I’m contemplating a breaking change to the Rayon parallel iterator API and would appreciate some input. Currently, the parallel iterator API assumes that each individual work item is cheap, and therefore it tries to group together multiple work items onto one thread to reduce overhead. The
weight() method can be used to control this, by making Rayon use a multiplier to consider some items as more expensive.

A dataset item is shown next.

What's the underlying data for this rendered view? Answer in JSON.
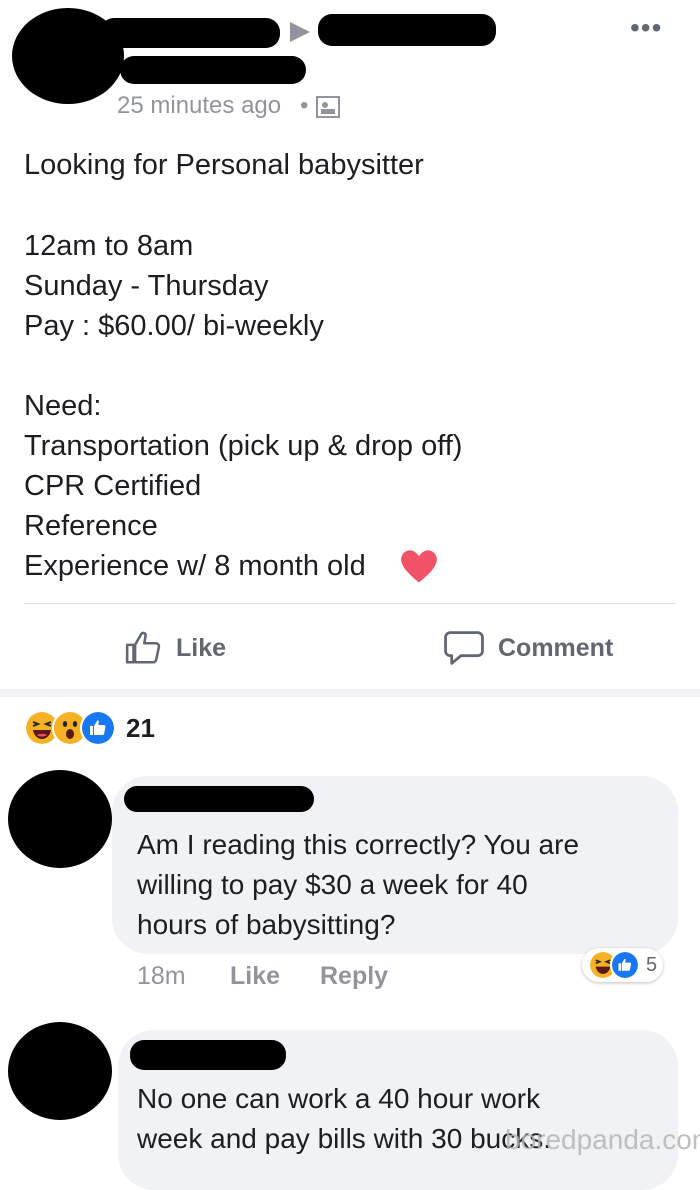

However, I’ve noticed in practice that most parallel iterators seem to just call
weight_max(), which basically forces all items to be (potentially) launched onto their own threads. Moreover, a lot of people come to Rayon with a small list of expensive tasks and then get surprised when they don’t see any parallelization (because they are not calling
To try and address this problem, I am contemplating changing the default so that Rayon assumes tasks are expensive by default. PR 81 deprecates
weight_max() and introduces a new method,
sequential_threshold(), which can be used instead.

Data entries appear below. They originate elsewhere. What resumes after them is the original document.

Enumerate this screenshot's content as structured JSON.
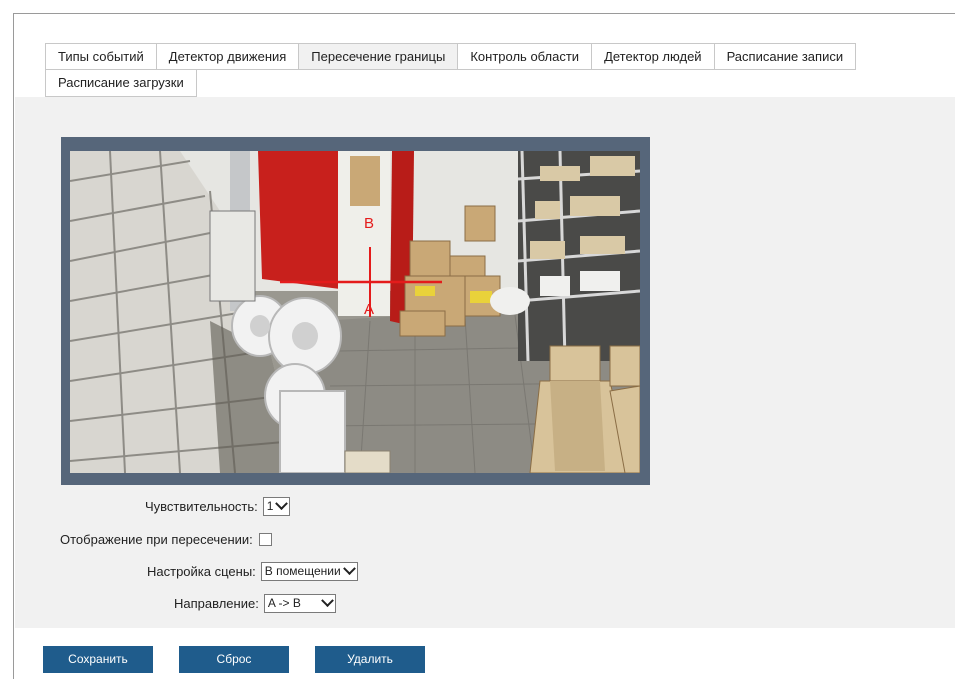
{
  "tabs": {
    "row1": [
      "Типы событий",
      "Детектор движения",
      "Пересечение границы",
      "Контроль области",
      "Детектор людей",
      "Расписание записи"
    ],
    "row2": [
      "Расписание загрузки"
    ],
    "active": "Пересечение границы"
  },
  "video": {
    "line_color": "#e41b1b",
    "label_a": "A",
    "label_b": "B"
  },
  "form": {
    "sensitivity_label": "Чувствительность:",
    "sensitivity_value": "1",
    "display_label": "Отображение при пересечении:",
    "display_checked": false,
    "scene_label": "Настройка сцены:",
    "scene_value": "В помещении",
    "direction_label": "Направление:",
    "direction_value": "A -> B"
  },
  "buttons": {
    "save": "Сохранить",
    "reset": "Сброс",
    "delete": "Удалить",
    "color": "#1f5c8c"
  }
}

sequential_threshold() defaults to 1 but can be set higher to try – when the number of items falls below the threshold, Rayon will try not to parallelize.
The questions at hand
- Which do you think is the right default?
- Can you think of a more elegant way to control the sequential cutoff point?

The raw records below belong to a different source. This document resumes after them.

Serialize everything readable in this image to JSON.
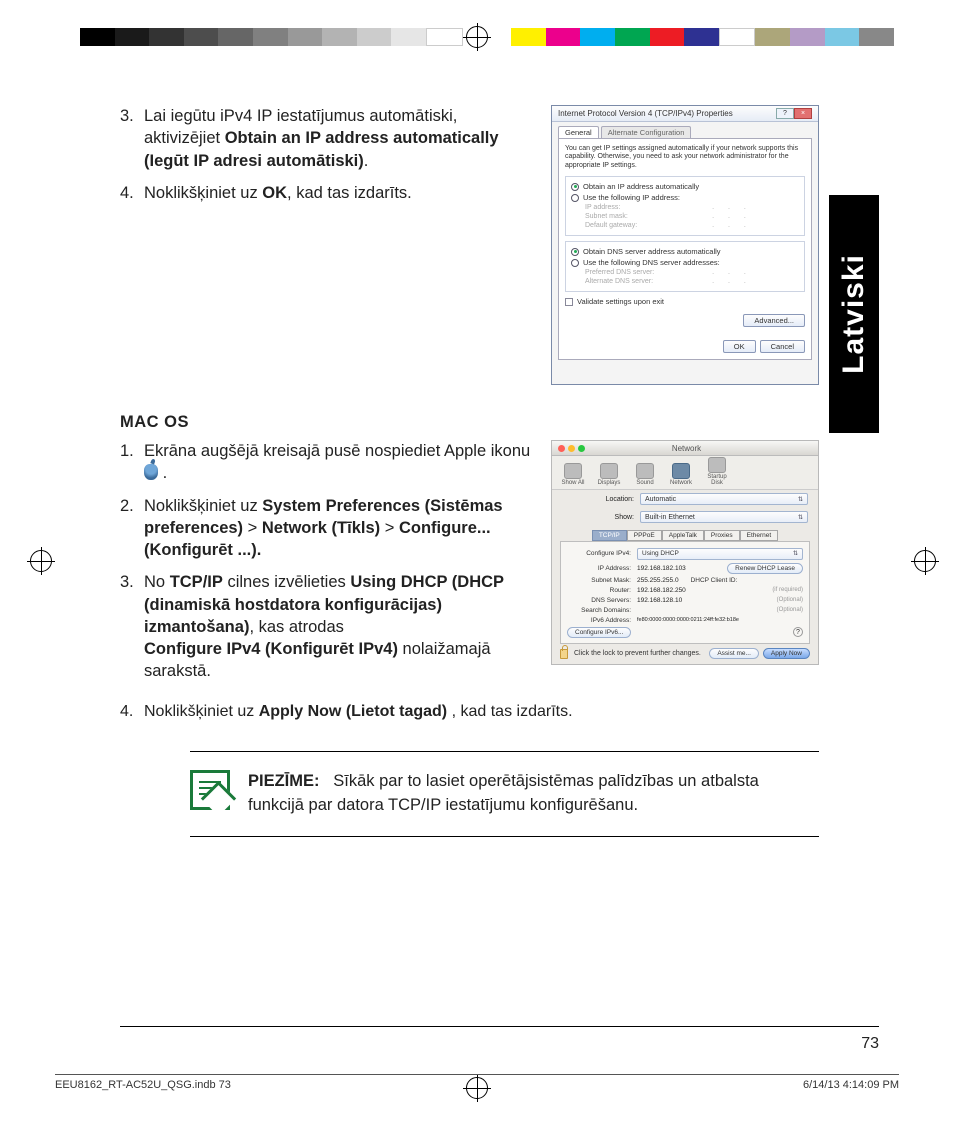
{
  "print": {
    "footer_left": "EEU8162_RT-AC52U_QSG.indb   73",
    "footer_right": "6/14/13   4:14:09 PM"
  },
  "side_tab": "Latviski",
  "section1": {
    "items": [
      {
        "num": "3.",
        "pre": "Lai iegūtu iPv4 IP iestatījumus automātiski, aktivizējiet ",
        "bold": "Obtain an IP address automatically (Iegūt IP adresi automātiski)",
        "post": "."
      },
      {
        "num": "4.",
        "pre": "Noklikšķiniet uz ",
        "bold": "OK",
        "post": ", kad tas izdarīts."
      }
    ]
  },
  "win": {
    "title": "Internet Protocol Version 4 (TCP/IPv4) Properties",
    "tab1": "General",
    "tab2": "Alternate Configuration",
    "desc": "You can get IP settings assigned automatically if your network supports this capability. Otherwise, you need to ask your network administrator for the appropriate IP settings.",
    "r1": "Obtain an IP address automatically",
    "r2": "Use the following IP address:",
    "f1": "IP address:",
    "f2": "Subnet mask:",
    "f3": "Default gateway:",
    "r3": "Obtain DNS server address automatically",
    "r4": "Use the following DNS server addresses:",
    "f4": "Preferred DNS server:",
    "f5": "Alternate DNS server:",
    "chk": "Validate settings upon exit",
    "adv": "Advanced...",
    "ok": "OK",
    "cancel": "Cancel"
  },
  "mac_heading": "MAC OS",
  "section2": {
    "items": [
      {
        "num": "1.",
        "text_a": "Ekrāna augšējā kreisajā pusē nospiediet Apple ikonu ",
        "text_b": " ."
      },
      {
        "num": "2.",
        "pre": "Noklikšķiniet uz ",
        "b1": "System Preferences (Sistēmas preferences)",
        "gt1": " > ",
        "b2": "Network (Tīkls)",
        "gt2": " > ",
        "b3": "Configure... (Konfigurēt ...)."
      },
      {
        "num": "3.",
        "pre": "No ",
        "b1": "TCP/IP",
        "mid1": " cilnes izvēlieties ",
        "b2": "Using DHCP (DHCP (dinamiskā hostdatora konfigurācijas) izmantošana)",
        "mid2": ", kas atrodas ",
        "b3": "Configure IPv4 (Konfigurēt IPv4)",
        "post": " nolaižamajā sarakstā."
      },
      {
        "num": "4.",
        "pre": "Noklikšķiniet uz ",
        "b1": "Apply Now (Lietot tagad)",
        "post": " , kad tas izdarīts."
      }
    ]
  },
  "mac": {
    "title": "Network",
    "icons": [
      "Show All",
      "Displays",
      "Sound",
      "Network",
      "Startup Disk"
    ],
    "loc_l": "Location:",
    "loc_v": "Automatic",
    "show_l": "Show:",
    "show_v": "Built-in Ethernet",
    "tabs": [
      "TCP/IP",
      "PPPoE",
      "AppleTalk",
      "Proxies",
      "Ethernet"
    ],
    "cfg_l": "Configure IPv4:",
    "cfg_v": "Using DHCP",
    "ip_l": "IP Address:",
    "ip_v": "192.168.182.103",
    "renew": "Renew DHCP Lease",
    "sm_l": "Subnet Mask:",
    "sm_v": "255.255.255.0",
    "cid_l": "DHCP Client ID:",
    "cid_hint": "(if required)",
    "rt_l": "Router:",
    "rt_v": "192.168.182.250",
    "dns_l": "DNS Servers:",
    "dns_v": "192.168.128.10",
    "sd_l": "Search Domains:",
    "v6_l": "IPv6 Address:",
    "v6_v": "fe80:0000:0000:0000:0211:24ff:fe32:b18e",
    "cfg6": "Configure IPv6...",
    "opt": "(Optional)",
    "lock": "Click the lock to prevent further changes.",
    "assist": "Assist me...",
    "apply": "Apply Now"
  },
  "note": {
    "label": "PIEZĪME:",
    "text": "Sīkāk par to lasiet operētājsistēmas palīdzības un atbalsta funkcijā par datora TCP/IP iestatījumu konfigurēšanu."
  },
  "page_num": "73"
}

A couple of further thoughts
One problem with sequential threshold is that it does not compose as cleanly as weight did. For example, what should the threshold be if you chain two iterators together, and one has a threshold of 32 and the other 64? Really, the threshold makes the most sense as something you set as the last step only.
In theory, using Rayon with a threshold of 1 (that is, assuming expensive) is what you ought to do. We ought to tune the runtime so that this is low overhead and/or dynamically adapt to workloads. But in practice it doesn’t always work out that way and I’m not sure that we’ll be able to achieve it, so for the time being I’d like to keep the manual knob.